Commentary

Commentary: Indonesia is
a story waiting to be told

Indonesia’s rise in prominence on the global stage has unfortunately not been accompanied by its ability to tell its own stories. The Indonesian story abroad is still largely told by non-Indonesians. There is nothing wrong with this, except that it is devoid of the perspectives and the aspirations of the Indonesians, the people who are experiencing and making the dramatic changes that are taking place in the fourth most populous nation in the world.

Now with Indonesia’s international profile rising, there is a growing international demand for the Indonesian story, or stories, to be told preferably by Indonesians. The government’s decision to recognize the role and potential contribution from the growing ranks of the Indonesian diaspora abroad last year could not have come earlier. These Indonesians, whether they retain their Indonesian citizenship or have taken up new nationalities in their new homes, make the best tellers of the Indonesian story.

I had the fortune to live and work in the United States as a senior fellow at the East-West Center office in Washington DC for almost one year in 2011. My specific assignment there was to help the center explain Asia, most particularly of course Indonesia, to the US crowd, particularly but not exclusively the policy establishment.

The East-West Center, with headquarters in Honolulu, Hawaii, runs a small office in the US capital to help explain the importance of the Asia Pacific region to the US national interests. I was privileged to help with that function, with a room in its office a few blocks from the White House and Congress Building.

The time I spent there qualified me to be a member of the Indonesian diaspora. This is not the first time that I have spent a considerably long time abroad, including my time as the son of a diplomat in my childhood and later on as a college student and participant of various fellowship programs. But I can definitely vouch that global interest about Indonesia, and about the Indonesian story, has never been as high as it is today.

Not without a reason, too.

In the past decade or so, thanks to the democratization process and the accompanying economic development, Indonesia has earned a positive labeling in international media and literature: the third largest democracy in the world, the largest democracy among Muslim-majority countries, the largest and most important Southeast Asian economy. In compliance with the constitutional mandate, Indonesia is playing a bigger role in promoting global peace and prosperity. Its economy is now in the ranks of the 20 largest in the world, and at the present rate of growth all predictions say that Indonesia will be in the top 10 by 2025 and even the top five by 2040.

China, and to a lesser extent India, have obviously taken most of the spotlight when discussing the rise of Asia, but many in the policy establishment in Washington are also looking at other rising players in Asia, most notably Southeast Asia, including Indonesia.
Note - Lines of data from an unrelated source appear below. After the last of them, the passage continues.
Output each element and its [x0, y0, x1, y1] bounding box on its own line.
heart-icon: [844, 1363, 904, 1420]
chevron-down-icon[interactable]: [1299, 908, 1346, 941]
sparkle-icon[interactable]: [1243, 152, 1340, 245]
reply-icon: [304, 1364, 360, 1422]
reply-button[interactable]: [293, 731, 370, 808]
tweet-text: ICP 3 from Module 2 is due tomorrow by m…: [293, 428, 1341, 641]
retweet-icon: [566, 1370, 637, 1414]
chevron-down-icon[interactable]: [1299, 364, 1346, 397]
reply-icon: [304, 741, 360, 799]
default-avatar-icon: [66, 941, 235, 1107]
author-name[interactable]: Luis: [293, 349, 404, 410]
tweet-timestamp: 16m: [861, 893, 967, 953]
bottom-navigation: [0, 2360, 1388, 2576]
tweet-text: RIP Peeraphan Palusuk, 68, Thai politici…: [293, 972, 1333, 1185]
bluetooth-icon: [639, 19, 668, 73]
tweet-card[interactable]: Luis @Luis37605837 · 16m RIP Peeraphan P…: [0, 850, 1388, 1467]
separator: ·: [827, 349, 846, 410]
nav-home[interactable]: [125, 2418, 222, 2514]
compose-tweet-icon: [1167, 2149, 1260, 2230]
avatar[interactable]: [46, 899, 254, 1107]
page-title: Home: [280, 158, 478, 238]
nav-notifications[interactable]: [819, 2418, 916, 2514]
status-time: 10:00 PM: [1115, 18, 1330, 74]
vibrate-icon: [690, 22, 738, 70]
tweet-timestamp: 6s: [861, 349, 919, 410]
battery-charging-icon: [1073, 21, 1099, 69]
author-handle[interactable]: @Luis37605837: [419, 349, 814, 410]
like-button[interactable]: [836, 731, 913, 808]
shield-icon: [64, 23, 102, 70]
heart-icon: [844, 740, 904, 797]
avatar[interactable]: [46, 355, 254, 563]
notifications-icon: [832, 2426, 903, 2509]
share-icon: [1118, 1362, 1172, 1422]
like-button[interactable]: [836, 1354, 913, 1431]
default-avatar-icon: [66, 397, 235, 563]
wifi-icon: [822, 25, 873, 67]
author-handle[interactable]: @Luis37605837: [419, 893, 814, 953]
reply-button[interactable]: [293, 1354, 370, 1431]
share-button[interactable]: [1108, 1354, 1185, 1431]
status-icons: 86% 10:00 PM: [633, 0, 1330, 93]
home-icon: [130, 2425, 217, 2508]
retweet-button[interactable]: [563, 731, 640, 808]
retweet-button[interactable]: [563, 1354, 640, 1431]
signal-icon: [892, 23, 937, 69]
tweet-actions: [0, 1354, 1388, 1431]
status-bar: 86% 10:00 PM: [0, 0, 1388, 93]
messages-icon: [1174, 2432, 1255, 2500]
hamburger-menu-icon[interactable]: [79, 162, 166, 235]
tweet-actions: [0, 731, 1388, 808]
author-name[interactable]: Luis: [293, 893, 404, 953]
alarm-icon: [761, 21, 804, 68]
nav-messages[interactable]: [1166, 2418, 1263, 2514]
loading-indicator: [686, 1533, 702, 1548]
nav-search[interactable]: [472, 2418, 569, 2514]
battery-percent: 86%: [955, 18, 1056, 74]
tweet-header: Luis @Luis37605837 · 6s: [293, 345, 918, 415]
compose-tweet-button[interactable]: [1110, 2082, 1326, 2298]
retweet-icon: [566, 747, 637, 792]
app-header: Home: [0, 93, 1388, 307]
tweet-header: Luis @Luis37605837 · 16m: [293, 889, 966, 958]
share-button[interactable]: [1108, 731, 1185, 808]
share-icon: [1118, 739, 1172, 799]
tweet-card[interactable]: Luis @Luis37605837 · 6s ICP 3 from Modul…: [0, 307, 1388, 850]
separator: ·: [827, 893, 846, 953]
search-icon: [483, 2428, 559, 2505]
But while there are enough Chinese and Indians to tell their own stories, there aren’t enough Indonesians who are telling the Indonesian story to the world.

Now that Indonesia is becoming an important global player, the world wants to know a lot more about the country, about its people, its cultures and traditions, its political and economic systems and the aspirations of the people. For now, the Indonesian story is still largely being told by non-Indonesians. The major American media, for example, still focus too much on old familiar issues such as terrorism, radical Islam, natural disasters and military impunity, when reporting about Indonesia.

While these stories are important, there are other stories about Indonesia that need to be told: The struggle of an emerging democracy, the people’s aspirations for all types of freedom, the challenges of peoples with diverse racial, ethnical, cultural and religious backgrounds trying to live together as one nation. There are stories about Islam in Indonesia (and Southeast Asia) that defy negative stereotypes people in the West have about Muslims.

In the absence of enough literature about Indonesia written in English or any other foreign language (this merits a separate discussion), the story of Indonesia for now will have to be narrated by its own people wherever they are. All the Indonesian missions abroad are doing their part and I know the Indonesian Embassy in Washington DC is working very hard to tell the Indonesian story. But Indonesia needs a lot more than that.

The best contribution that the Indonesian diaspora abroad can give to their home country is to help tell the Indonesian story to people wherever they have set up their home today. I know some of them are already doing this in their own way and among their circle of friends, often serving them Indonesian food.

But we need a lot more from them. And we need them to tell the story as it is, good or bad.

This article is prepared for the seminar on “The Rising Impact of Diaspora on Indonesia” organized by the Indonesia Diaspora Business Council to be held in Jakarta on Feb. 26.